US insurance firms will no longer be able to disqualify children with pre-existing conditions, writes Lara Marlowe
PRESIDENT BARACK Obama will sign healthcare reform into law today at the White House.
Weather permitting, Obama will sign the Bill on the south lawn, in the company of doctors, nurses and Americans who will benefit from the reform, and lawmakers who helped to push it through.
Also today, the Senate will begin examination of the smaller “reconciliation” Bill, which the House also passed on Sunday night as a condition for its acceptance of the Senate Bill.
One of the main changes in the reconciliation Bill is the deferral until 2018 of a tax on high-value, employer-provided insurance plans, which labour unions and House Democrats opposed.
Instead, the five million richest people in the US will pay higher Medicare taxes.

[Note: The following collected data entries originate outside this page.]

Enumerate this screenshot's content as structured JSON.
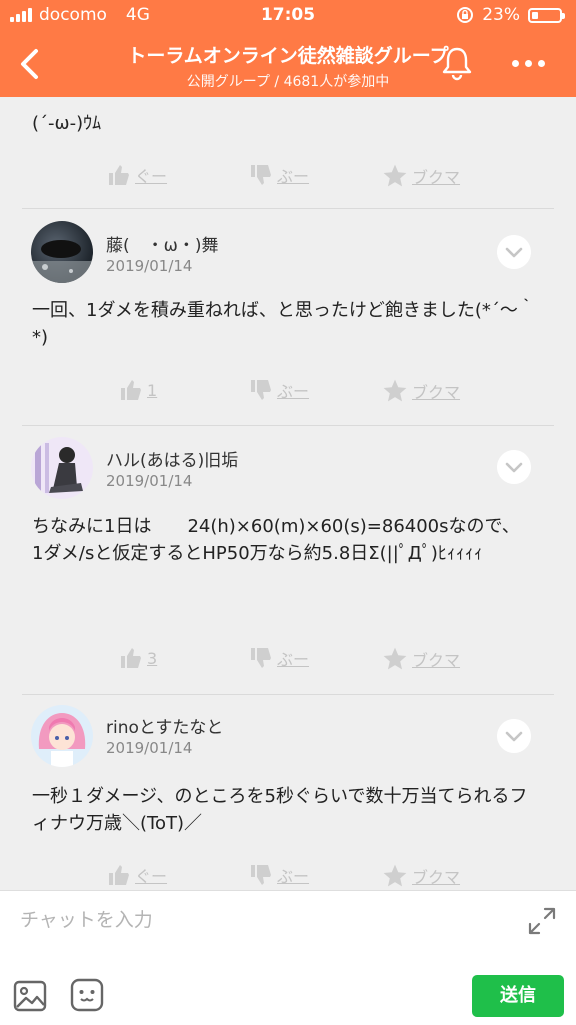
{
  "status_bar": {
    "carrier": "docomo",
    "network": "4G",
    "time": "17:05",
    "battery": "23%",
    "battery_level": 0.23
  },
  "header": {
    "title": "トーラムオンライン徒然雑談グループ",
    "subtitle": "公開グループ / 4681人が参加中",
    "back_icon": "chevron-left-icon",
    "bell_icon": "bell-icon",
    "more_icon": "more-dots-icon",
    "bg_color": "#ff7a45"
  },
  "posts": [
    {
      "message": "(´-ω-)ｳﾑ",
      "actions": {
        "like": "ぐー",
        "dislike": "ぶー",
        "bookmark": "ブクマ"
      }
    },
    {
      "username": "藤(　・ω・)舞",
      "date": "2019/01/14",
      "message": "一回、1ダメを積み重ねれば、と思ったけど飽きました(*´～｀*)",
      "actions": {
        "like": "1",
        "dislike": "ぶー",
        "bookmark": "ブクマ"
      }
    },
    {
      "username": "ハル(あはる)旧垢",
      "date": "2019/01/14",
      "message": "ちなみに1日は　　24(h)×60(m)×60(s)=86400sなので、\n1ダメ/sと仮定するとHP50万なら約5.8日Σ(||ﾟДﾟ)ﾋｨｨｨｨ",
      "actions": {
        "like": "3",
        "dislike": "ぶー",
        "bookmark": "ブクマ"
      }
    },
    {
      "username": "rinoとすたなと",
      "date": "2019/01/14",
      "message": "一秒１ダメージ、のところを5秒ぐらいで数十万当てられるフィナウ万歳＼(ToT)／",
      "actions": {
        "like": "ぐー",
        "dislike": "ぶー",
        "bookmark": "ブクマ"
      }
    }
  ],
  "input_bar": {
    "placeholder": "チャットを入力",
    "send_label": "送信",
    "expand_icon": "expand-icon",
    "image_icon": "image-icon",
    "emoji_icon": "emoji-icon",
    "send_color": "#1fbf4a"
  }
}
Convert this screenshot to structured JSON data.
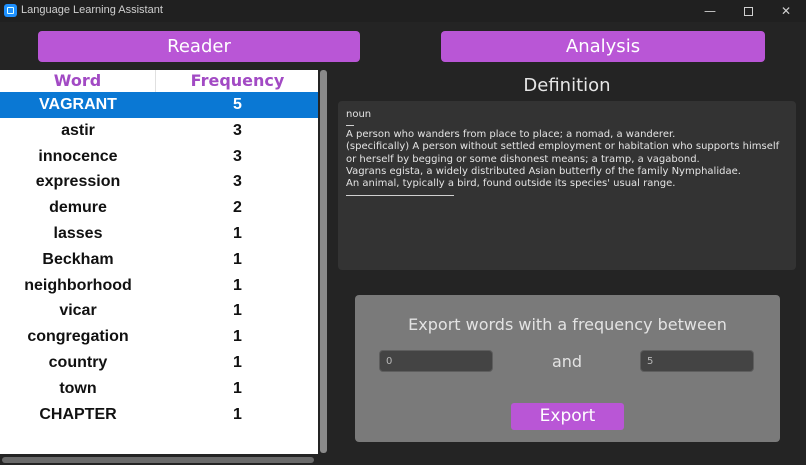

Obama alluded to predictions of “another siege of parliamentary manoeuvring” by Republicans to delay passage of the reconciliation Bill. House majority leader Harry Reid intends to pass the “fixes” by Friday, when the Senate will break for a two-week recess. But if Republicans manage to amend the Bill text, it will have to go back to the House for another vote.
In the meantime, the main healthcare Bill stands in its present form. That means that this year, insurance companies will no longer be able to disqualify children with pre-existing conditions, drop patients who fall ill or impose caps on insurance reimbursements. In six months, all new plans must pay the full cost of preventive care, including annual exams and immunisations for children. Senior citizens will receive a $250 rebate for prescription drugs in June. Small businesses will begin to receive subsidies to provide insurance for employees, and young people will be allowed to stay on their parents’ insurance policies until the age of 26.
The Democrats hope these measures will find sufficient favour with the public to disprove Republican predictions of a rout in the November mid-term elections. Both parties will start a multimillion-dollar radio and TV advertising campaign on healthcare today and Obama will travel to Iowa to set out the merits of his reform on Thursday.
A poll by the Pew Research Centre last week showed that 38 per cent of Americans supported the Bill that passed Sunday night, while 48 per cent opposed it. Republicans have constantly cited polls as proof that Americans do not want the reform.
The White House strategy, Obama’s top adviser, David Axelrod, told the New York Times, is: “Now let them tell a child with a pre-existing condition, ‘We don’t think you should be covered’.”
The healthcare Bill has been likened to a time-release capsule, whose effects will be felt only gradually. The most important provisions of the legislation – the establishment of insurance “exchanges” or “marketplaces” that are intended to drive down the cost of policies, the extension of Medicaid (government healthcare for the poor) to some 20 million more recipients, and massive subsidies for middle-class Americans to purchase insurance – will not start until 2014. Only then will insurance companies be banned from rejecting adults with pre-existing conditions. In the meantime, insurance will be available to them through “high-risk pools”.
By 2019, 32 million more Americans will be covered.